A l’instar du précédent
album, la qualité est au rendez-vous. On en remarque d’abord une
constante : le superbe travail sur les arrangements. Aucun titre ne
possède la même couleur. Sur certains, c’est le piano qui est mis en évidence,
sur d’autres c’est la guitare, ou bien les cuivres qui sortent du lot quand ce
ne sont pas les cordes. Des trilles d’harmonica par ci (Charlie McCoy, s’il
vous plaît), le son si spécifique d’une pedal steel guitar par là, de la flûte…

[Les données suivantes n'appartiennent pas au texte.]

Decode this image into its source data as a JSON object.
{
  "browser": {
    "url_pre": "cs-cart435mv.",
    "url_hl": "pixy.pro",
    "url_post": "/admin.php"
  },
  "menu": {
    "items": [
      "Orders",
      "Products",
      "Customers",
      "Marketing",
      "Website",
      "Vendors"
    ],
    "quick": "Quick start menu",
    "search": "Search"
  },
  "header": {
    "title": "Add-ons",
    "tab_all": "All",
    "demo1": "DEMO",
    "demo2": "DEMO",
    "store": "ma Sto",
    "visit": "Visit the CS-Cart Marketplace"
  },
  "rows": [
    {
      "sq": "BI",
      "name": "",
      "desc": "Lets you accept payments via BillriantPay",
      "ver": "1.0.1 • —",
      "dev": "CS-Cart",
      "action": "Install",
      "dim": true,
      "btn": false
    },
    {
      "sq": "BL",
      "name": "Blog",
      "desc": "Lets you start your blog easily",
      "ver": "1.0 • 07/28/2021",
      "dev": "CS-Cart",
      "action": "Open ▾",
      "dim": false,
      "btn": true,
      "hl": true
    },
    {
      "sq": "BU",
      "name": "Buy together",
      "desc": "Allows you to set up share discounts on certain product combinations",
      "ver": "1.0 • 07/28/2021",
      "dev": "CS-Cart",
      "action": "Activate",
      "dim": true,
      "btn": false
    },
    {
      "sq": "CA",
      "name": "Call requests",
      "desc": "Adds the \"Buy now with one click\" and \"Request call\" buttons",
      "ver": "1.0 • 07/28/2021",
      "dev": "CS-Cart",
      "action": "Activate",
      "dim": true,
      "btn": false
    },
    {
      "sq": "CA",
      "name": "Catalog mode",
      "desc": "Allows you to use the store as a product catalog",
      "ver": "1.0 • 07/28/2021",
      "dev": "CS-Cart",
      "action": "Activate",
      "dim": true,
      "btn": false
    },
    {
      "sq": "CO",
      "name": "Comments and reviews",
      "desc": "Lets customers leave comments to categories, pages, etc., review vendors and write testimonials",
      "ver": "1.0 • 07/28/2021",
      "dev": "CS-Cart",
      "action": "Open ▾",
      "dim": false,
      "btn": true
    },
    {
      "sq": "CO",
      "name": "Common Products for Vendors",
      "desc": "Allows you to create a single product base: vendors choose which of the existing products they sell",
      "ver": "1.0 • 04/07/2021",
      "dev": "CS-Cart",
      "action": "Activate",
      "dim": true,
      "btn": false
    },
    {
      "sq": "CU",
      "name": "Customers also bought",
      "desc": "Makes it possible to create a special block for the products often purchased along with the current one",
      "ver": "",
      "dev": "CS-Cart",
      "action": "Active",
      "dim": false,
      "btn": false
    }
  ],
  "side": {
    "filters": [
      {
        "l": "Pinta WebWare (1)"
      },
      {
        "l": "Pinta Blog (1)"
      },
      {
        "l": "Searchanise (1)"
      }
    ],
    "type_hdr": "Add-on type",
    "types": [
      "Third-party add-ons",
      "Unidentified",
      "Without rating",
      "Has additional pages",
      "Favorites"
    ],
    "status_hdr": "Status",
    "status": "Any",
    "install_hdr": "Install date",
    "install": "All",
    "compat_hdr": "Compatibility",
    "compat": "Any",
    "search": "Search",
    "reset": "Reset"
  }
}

Bref, ce sont plus de cinquante musiciens, parmi ce qui se fait de mieux en
France et aux Etats-Unis, qui ont prêté leur concours à la réalisation musicale
de cet album. Sur le plan acoustique, c’est une merveille absolue et je vous
conseille vivement de l’écouter au casque pour en goûter toute la richesse et
toutes les subtilités.
Avec un accompagnement de
ce niveau, la tâche pour les chanteurs et chanteuses est tout de même bigrement
simplifiée. Facile d’entrer dans un tel costume. Pour parodier le texte d’une
chanson d’Eddy de 1971 qui figure sur ce CD, on peut proclamer qu’avec de
telles chansons, « c’est facile d’être amoureux tout le temps » et,
qu’avec de tels partenaires, « c’est facile avec eux de faire des
enfants »… En plus, Eddy est très malin. Il n’a pas distribué ses duos par
tirage au sort. Il a visiblement ciblé ses complices d’un tour de chant. Par
exemple, pour cette chanson éminemment sociétale qu’est Il ne rentre pas ce soir, il a choisi un grand auteur à textes,
Maxime Le Forestier. Pour raconter La
dernière séance, qui mieux qu’une actrice, Cécile de France, pouvait
l’interpréter en y apportant toute sa sensibilité parce que concernée par le
sujet ? Et il ne pouvait trouver meilleur complice pour Je chante pour ceux qui ont le blues que
le créateur de Du blues, du blues, du
blues, Michel Jonasz. Enfin, quelle bonne idée que de confier à Laurent
Gerra quelques imitations de son cru pour C’est
la vie mon chéri… Ces choix ne sont pas anodins.
En revanche, il est bien
plus difficile de déterminer un ordre préférentiel, de dire quels sont les duos
que l’on place en haut de notre hit-parade personnel.
Voici néanmoins mes six
tandems préférés :
-
That’s
How I Got To Memphis, avec Gregory Porter
-
Couleur
menthe à l’eau avec Juliette Armanet
-
Pas
de boogie-woogie avec Calogero
-
Rio
Grande avec Laurent Voulzy
-
Vieille
Canaille avec Féfé
-
Le
Cimetière des éléphants avec Véronique Sanson
Mais j’ai franchement
presque tout aimé. Encore une fois, je me suis régalé. Quelle beau concept !
Je terminerai en mettant
en exergue la formidable présence d’Eddy Mitchell. Il s’amuse comme jamais. Il
se balade d’un titre à l’autre avec un plaisir non dissimulé. On le perçoit
dans sa façon de chanter. Tout en maîtrise, il joue avec sa voix, intervient
entre les lignes, se livre à quelques scats ou onomatopées. Libre, parfaitement
détendu, paternel et fraternel, il est le grand manitou de cette joyeuse Tribu,
son véritable patriarche… On n’a plus qu’à espérer un troisième volume. Il
reste encore quelques pointures ou quelques jeunes pousses avec lesquelles il
ferait bon revisiter le superbe répertoire (l’œuvre ?) d’Eddy Mitchell.